I’m trying to wrap my head around the total context window length. When I’m in ChatGPT, I know I can do a few pages of text before I lose the context and it stops remembering what I posted originally.
Is there a way to get that same context window size with the API? I get the impression that each API call is independent from the previous ones, so you lose the context window very quickly,
In my case, I have prompts that hover around 1K tokens and the complete response easily takes more than that.
Is there a way to feed the API with previous answers so it can reproduce the ChatGPT behavior? If so, where can I find examples/documentation for that?

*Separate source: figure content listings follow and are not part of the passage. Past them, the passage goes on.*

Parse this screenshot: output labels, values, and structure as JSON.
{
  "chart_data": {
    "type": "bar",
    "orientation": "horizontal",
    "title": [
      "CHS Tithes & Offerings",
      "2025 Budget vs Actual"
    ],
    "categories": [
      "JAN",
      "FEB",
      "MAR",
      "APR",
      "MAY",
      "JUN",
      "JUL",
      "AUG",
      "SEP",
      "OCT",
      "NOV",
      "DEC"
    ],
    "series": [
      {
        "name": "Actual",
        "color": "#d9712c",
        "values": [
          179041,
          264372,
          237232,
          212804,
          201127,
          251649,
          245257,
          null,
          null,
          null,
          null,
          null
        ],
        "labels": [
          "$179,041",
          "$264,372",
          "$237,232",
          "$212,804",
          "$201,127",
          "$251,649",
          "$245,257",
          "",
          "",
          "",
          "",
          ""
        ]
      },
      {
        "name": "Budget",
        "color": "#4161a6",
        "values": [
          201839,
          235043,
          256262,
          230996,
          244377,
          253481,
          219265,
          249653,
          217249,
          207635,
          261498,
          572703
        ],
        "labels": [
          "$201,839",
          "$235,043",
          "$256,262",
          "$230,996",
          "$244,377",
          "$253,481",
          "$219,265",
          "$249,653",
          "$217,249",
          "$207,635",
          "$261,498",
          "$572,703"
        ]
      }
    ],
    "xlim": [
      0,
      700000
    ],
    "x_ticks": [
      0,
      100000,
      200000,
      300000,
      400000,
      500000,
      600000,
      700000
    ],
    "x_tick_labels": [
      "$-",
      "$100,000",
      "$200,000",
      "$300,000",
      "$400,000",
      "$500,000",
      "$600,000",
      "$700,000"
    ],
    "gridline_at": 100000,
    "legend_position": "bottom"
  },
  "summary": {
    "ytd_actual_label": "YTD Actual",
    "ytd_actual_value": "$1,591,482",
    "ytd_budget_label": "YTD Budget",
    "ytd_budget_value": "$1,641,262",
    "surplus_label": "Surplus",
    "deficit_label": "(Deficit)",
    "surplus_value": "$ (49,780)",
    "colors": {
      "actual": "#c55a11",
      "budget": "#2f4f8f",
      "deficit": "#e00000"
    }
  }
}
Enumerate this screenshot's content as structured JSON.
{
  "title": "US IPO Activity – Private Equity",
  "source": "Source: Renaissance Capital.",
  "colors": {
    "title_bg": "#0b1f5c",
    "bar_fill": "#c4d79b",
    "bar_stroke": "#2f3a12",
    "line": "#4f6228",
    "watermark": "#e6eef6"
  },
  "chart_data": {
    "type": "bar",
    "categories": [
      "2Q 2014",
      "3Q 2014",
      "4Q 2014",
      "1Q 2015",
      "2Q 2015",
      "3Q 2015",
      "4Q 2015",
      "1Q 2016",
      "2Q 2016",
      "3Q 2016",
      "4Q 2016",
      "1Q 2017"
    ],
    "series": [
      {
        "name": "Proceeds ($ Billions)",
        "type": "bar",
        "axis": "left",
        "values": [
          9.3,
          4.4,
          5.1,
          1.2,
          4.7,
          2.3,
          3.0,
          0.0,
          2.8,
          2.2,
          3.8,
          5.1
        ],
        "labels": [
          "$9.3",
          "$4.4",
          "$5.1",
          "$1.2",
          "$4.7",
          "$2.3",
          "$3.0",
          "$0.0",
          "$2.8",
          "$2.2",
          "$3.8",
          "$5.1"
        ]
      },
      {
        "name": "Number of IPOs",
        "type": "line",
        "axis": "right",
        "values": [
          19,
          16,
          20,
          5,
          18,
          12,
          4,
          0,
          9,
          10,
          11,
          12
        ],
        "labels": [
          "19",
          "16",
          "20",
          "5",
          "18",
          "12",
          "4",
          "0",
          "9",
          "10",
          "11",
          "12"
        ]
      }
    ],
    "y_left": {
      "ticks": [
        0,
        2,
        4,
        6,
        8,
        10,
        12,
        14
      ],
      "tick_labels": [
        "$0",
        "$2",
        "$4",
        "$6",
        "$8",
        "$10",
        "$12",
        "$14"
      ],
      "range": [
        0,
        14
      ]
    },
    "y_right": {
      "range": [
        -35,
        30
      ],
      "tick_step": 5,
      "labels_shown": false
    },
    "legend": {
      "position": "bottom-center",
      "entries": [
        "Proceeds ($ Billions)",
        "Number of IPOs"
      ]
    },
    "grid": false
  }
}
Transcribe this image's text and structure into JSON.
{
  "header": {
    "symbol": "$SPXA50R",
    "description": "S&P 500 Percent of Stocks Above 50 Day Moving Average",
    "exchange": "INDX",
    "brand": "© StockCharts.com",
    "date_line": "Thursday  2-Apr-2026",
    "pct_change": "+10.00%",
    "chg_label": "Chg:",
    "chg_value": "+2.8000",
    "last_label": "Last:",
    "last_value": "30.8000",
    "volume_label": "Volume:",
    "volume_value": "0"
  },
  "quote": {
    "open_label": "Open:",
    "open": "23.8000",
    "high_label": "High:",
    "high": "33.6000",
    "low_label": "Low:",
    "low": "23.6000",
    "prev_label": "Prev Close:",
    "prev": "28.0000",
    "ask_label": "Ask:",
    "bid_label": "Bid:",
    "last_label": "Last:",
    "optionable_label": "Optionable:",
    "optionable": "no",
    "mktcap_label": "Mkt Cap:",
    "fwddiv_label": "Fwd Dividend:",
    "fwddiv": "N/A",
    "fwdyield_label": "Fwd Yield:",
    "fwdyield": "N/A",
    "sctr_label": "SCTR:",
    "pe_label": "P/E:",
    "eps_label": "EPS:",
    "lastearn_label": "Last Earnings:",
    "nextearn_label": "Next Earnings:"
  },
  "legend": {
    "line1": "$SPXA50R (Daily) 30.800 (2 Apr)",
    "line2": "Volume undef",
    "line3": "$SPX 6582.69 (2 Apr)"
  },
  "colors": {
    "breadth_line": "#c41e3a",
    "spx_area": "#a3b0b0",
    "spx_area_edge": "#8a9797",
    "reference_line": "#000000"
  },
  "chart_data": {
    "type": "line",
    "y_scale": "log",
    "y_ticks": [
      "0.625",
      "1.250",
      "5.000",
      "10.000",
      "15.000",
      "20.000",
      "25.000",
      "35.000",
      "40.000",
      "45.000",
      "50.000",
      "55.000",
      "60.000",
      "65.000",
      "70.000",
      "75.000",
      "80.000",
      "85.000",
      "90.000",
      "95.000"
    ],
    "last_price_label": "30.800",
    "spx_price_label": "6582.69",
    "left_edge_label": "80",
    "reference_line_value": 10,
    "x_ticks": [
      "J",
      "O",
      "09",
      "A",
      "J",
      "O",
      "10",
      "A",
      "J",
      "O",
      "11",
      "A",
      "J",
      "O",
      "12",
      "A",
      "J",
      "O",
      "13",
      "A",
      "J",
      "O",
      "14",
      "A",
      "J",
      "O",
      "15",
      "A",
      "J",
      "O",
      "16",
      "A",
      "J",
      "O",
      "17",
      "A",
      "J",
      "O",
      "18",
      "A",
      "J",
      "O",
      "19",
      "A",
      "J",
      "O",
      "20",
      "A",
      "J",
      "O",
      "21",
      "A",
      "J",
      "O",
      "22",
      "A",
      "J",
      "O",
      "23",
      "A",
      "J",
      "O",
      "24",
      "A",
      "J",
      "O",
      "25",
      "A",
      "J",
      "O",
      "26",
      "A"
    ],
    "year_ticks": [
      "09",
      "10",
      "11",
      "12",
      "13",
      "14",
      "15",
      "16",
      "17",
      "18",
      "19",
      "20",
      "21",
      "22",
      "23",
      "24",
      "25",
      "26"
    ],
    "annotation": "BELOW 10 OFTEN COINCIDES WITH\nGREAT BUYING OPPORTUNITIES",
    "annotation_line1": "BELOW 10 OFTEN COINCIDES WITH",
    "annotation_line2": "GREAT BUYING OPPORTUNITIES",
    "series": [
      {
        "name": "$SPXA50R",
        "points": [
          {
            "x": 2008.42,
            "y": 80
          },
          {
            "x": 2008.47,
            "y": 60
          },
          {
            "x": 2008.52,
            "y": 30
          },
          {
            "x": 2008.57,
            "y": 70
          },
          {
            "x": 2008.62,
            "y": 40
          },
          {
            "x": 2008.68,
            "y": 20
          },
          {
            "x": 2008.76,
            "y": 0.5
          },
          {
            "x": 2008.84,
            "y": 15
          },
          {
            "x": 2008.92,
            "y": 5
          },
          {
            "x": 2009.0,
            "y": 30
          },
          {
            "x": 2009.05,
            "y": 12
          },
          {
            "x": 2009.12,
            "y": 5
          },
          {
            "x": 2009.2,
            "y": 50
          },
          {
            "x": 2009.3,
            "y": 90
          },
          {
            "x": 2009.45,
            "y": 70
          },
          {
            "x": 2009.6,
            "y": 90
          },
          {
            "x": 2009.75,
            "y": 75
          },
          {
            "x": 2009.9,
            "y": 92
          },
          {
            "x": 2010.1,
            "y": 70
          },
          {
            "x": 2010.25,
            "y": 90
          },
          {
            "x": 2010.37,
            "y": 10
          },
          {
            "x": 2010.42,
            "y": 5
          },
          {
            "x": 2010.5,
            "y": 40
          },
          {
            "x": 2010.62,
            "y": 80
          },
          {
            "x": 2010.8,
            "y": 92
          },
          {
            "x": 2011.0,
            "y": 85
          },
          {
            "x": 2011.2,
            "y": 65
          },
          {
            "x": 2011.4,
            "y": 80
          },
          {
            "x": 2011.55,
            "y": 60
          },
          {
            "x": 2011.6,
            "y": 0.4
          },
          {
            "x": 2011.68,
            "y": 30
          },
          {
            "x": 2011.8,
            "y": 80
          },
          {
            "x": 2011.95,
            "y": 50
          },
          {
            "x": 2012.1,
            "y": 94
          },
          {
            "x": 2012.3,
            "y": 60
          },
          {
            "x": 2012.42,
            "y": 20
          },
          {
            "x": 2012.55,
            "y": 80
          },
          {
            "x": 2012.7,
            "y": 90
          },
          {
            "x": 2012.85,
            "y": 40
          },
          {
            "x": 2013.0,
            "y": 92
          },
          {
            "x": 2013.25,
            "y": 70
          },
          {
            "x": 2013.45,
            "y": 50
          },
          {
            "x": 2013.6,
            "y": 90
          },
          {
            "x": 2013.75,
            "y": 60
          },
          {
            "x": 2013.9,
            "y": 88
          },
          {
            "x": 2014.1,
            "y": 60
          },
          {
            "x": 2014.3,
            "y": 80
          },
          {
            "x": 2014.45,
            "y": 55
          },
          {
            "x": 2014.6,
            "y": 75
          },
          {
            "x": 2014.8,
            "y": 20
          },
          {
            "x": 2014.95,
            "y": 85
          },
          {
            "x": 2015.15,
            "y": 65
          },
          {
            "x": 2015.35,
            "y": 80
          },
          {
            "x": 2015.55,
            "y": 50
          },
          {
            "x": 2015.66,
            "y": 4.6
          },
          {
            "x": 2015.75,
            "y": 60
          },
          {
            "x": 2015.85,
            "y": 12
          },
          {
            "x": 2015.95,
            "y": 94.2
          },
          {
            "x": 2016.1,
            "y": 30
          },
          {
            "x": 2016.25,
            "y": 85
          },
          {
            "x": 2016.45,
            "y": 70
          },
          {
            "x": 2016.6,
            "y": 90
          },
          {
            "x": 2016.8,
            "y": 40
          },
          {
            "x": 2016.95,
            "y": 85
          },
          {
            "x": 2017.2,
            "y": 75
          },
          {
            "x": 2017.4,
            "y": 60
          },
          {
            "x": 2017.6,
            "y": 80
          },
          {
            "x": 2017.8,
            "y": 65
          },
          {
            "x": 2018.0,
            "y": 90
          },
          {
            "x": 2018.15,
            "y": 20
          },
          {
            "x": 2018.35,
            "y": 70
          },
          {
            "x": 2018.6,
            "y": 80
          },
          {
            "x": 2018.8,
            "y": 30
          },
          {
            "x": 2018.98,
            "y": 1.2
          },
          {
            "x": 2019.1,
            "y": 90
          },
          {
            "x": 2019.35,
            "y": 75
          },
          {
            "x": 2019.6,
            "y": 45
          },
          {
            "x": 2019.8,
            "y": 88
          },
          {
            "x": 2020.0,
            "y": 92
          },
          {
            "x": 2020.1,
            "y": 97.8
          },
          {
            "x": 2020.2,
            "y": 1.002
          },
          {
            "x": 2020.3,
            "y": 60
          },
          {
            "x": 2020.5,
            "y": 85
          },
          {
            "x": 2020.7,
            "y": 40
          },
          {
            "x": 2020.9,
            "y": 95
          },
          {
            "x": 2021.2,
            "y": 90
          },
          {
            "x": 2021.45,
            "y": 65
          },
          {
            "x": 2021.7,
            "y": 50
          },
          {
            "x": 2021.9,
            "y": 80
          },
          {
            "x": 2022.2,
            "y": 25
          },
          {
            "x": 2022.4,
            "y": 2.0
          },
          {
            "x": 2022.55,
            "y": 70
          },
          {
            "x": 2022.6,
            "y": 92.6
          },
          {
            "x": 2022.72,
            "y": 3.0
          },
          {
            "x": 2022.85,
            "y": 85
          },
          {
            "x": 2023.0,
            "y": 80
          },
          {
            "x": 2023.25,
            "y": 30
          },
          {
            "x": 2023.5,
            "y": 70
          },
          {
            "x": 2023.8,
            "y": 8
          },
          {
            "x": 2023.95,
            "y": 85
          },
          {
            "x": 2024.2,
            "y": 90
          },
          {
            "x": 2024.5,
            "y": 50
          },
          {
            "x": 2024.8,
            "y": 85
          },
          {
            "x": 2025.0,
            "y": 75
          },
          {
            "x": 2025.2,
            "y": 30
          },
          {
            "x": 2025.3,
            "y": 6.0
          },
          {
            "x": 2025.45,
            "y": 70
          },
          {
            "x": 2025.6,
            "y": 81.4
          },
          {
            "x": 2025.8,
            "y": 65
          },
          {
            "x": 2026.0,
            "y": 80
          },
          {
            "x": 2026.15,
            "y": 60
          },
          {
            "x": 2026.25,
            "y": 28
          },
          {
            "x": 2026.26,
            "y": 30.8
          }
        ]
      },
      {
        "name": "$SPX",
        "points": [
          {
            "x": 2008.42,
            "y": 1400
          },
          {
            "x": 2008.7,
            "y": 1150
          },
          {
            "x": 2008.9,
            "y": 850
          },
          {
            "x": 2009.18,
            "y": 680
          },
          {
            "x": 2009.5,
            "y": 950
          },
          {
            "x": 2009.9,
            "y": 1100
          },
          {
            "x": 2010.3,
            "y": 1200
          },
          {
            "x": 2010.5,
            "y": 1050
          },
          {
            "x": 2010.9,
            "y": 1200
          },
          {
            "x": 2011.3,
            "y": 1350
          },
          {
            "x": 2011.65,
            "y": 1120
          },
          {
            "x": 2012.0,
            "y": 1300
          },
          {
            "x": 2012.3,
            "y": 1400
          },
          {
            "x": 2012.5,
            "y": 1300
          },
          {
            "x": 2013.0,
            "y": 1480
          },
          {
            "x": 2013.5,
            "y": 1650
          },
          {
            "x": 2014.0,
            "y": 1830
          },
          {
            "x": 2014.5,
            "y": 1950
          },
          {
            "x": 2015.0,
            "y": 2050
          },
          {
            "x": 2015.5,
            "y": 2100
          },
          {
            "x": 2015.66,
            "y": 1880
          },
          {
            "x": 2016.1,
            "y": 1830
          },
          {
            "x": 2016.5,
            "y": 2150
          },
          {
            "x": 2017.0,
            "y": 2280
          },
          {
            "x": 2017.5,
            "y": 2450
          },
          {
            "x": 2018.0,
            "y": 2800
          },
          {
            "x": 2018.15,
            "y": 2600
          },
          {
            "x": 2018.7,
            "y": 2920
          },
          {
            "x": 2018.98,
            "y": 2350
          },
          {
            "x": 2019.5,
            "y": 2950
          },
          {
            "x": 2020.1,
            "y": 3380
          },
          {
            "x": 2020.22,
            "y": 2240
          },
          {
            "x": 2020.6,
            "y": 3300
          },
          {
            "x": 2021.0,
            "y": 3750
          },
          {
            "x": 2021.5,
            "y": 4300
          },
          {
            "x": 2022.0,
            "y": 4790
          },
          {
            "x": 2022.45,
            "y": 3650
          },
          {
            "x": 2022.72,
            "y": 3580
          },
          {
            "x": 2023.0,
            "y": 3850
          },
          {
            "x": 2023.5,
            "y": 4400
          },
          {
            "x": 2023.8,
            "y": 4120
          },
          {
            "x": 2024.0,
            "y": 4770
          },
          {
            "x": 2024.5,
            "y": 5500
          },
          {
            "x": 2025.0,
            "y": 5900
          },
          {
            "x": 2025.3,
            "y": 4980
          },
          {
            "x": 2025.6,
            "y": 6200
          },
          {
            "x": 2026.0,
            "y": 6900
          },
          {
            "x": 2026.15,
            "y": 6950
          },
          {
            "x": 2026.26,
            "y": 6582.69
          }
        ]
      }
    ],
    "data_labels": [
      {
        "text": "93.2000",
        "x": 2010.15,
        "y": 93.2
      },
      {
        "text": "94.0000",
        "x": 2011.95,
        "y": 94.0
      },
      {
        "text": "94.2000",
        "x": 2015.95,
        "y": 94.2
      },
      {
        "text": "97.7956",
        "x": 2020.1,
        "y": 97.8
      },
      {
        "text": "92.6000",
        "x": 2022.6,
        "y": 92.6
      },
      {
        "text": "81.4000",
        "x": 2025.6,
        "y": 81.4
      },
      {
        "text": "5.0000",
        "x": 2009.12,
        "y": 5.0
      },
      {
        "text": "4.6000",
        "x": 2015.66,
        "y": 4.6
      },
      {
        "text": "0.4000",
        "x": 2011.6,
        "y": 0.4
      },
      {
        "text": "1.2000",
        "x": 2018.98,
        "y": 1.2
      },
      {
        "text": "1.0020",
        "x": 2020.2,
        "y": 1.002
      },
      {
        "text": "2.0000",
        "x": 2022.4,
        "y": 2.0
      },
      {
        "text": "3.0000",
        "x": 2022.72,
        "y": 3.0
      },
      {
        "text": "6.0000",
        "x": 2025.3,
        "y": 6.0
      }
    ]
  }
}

The ChatGPT web portal is still using the API behind the curtain, it just manages the context lengths and strips text from the start of the buffer as new elements arrive in, it also leaves a gap for any newly generated contents. It still sends everything from scratch every time you press send, it just obfuscates that fact to produce a convincing chat experience.
Hmmm… OK, I’ll buy that. But from your description, it seems like ChatGPT has a way to break the 2K/4K limit imposed by the use of the API.
I’m pretty sure that (for now) the 8K window is sufficient for my needs. I checked some of the conversations I have and the longest one I found was under 8K. Hitting the 6K mark is pretty common though.
Is there a documented way to replicate that behavior?
Sure, you can set the API to any value up to the maximum context, so long as you leave room for your prompt.
Hmmm… OK, I was testing with the playground which limits everything to 4K. I didn’t try with separate calls in Python or something like that. Let me try that, then.